No Paraná, a Norma foi a base da uma resolução do Secretário Estadual de Saúde. Em São Luís do Maranhão, ela foi apresentada como instrumento de referência da equipe do hospital Marly Sarney. Na Paraíba e em outros estados do Nordeste, ela é um dos principais documentos para orientação de profissionais de saúde. Eu cito esses estados pra dar uma idéia do que se passa de Norte a Sul do país”.

CFEMEA - Como o Ministério da Saúde analisa a tentativa de parlamentares para anular a Norma Técnica?

Elcylene - Do ponto de vista da Área de Saúde da Mulher, entendemos que cada instância tem o seu papel. O nosso é a proposição e execução de políticas que fortaleçam o SUS e ampliem o acesso à atenção integral.

No Congresso, existem alguns parlamentares que ficaram contra a Norma porque só perceberam um dos aspectos abordados, que é a interrupção voluntária da gravidez pós-estupro. Eles ainda não entendem, pela rigidez do pensamento e de suas posições, que a Norma está fazendo um trabalho preventivo e, ao contrário do que eles argumentam, sua implantação tem evitado inúmeros abortos. Já é possível perceber nos serviços mais estruturados que diminuiu o número de mulheres que chegam grávidas, pois elas procuram imediatamente os serviços e fazem a anticoncepção de emergência.

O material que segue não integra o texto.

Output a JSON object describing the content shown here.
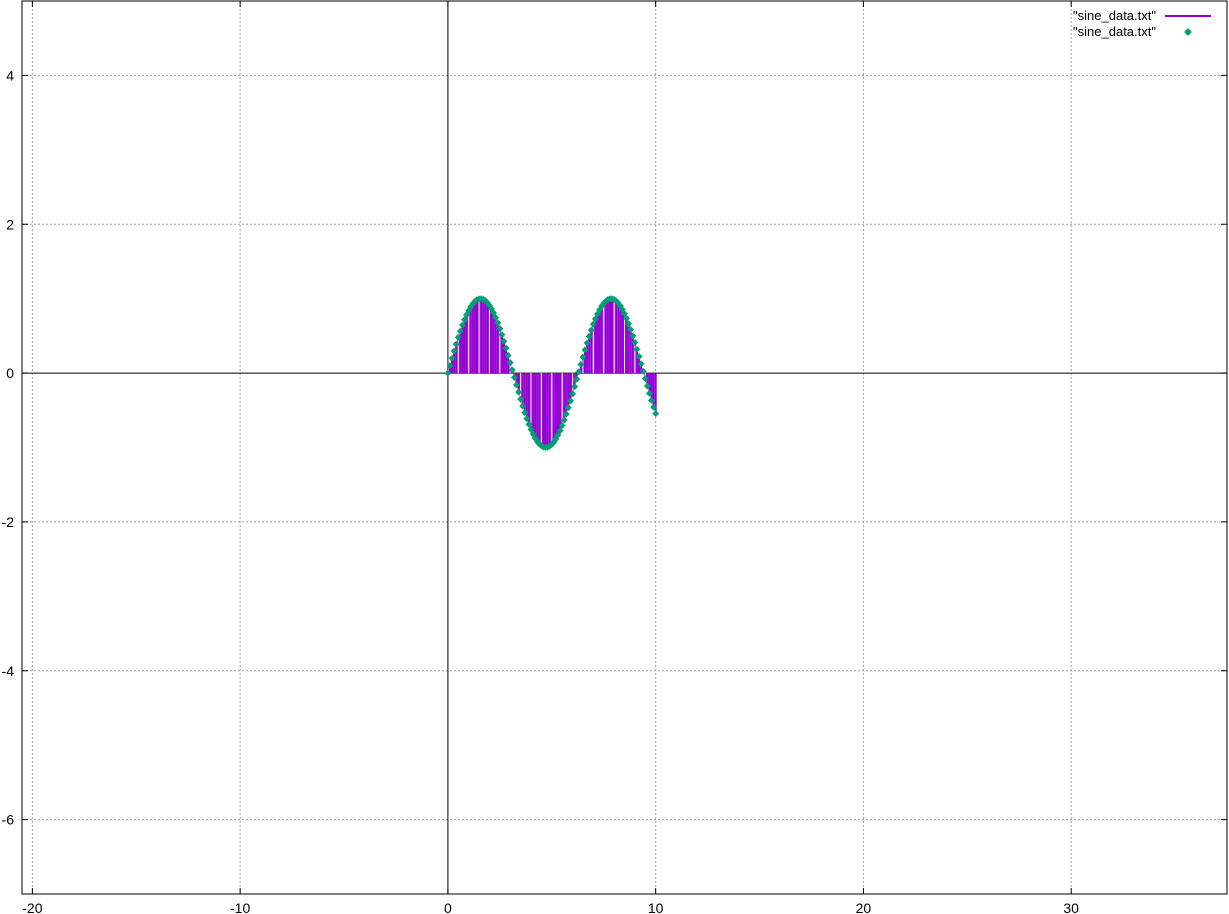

Eu gostaria de ressaltar que a grande maioria é favorável à Norma e decidiram, por votação em dois momentos diferentes, manter a Norma. Essa atuação deve merecer mais atenção por parte da sociedade, que tem se manifestado favoravelmente”.

CFEMEA - O que deve ser feito para a execução dessa Norma Técnica?

Elcylene - A iniciativa pode partir do estado (Secretarias de Saúde, de Segurança, de Justiça), das prefeituras, de universidades, de entidades científicas, ou de classe. Freqüentemente a iniciativa tem partido de profissionais de saúde sensíveis aos problemas enfrentados pelas mulheres agredidas sexualmente. Destacamos o papel de algumas ONGs como a Cemicamp e também da Federação Brasileira das Sociedades de Ginecologia e Obstetrícia (Febrasgo).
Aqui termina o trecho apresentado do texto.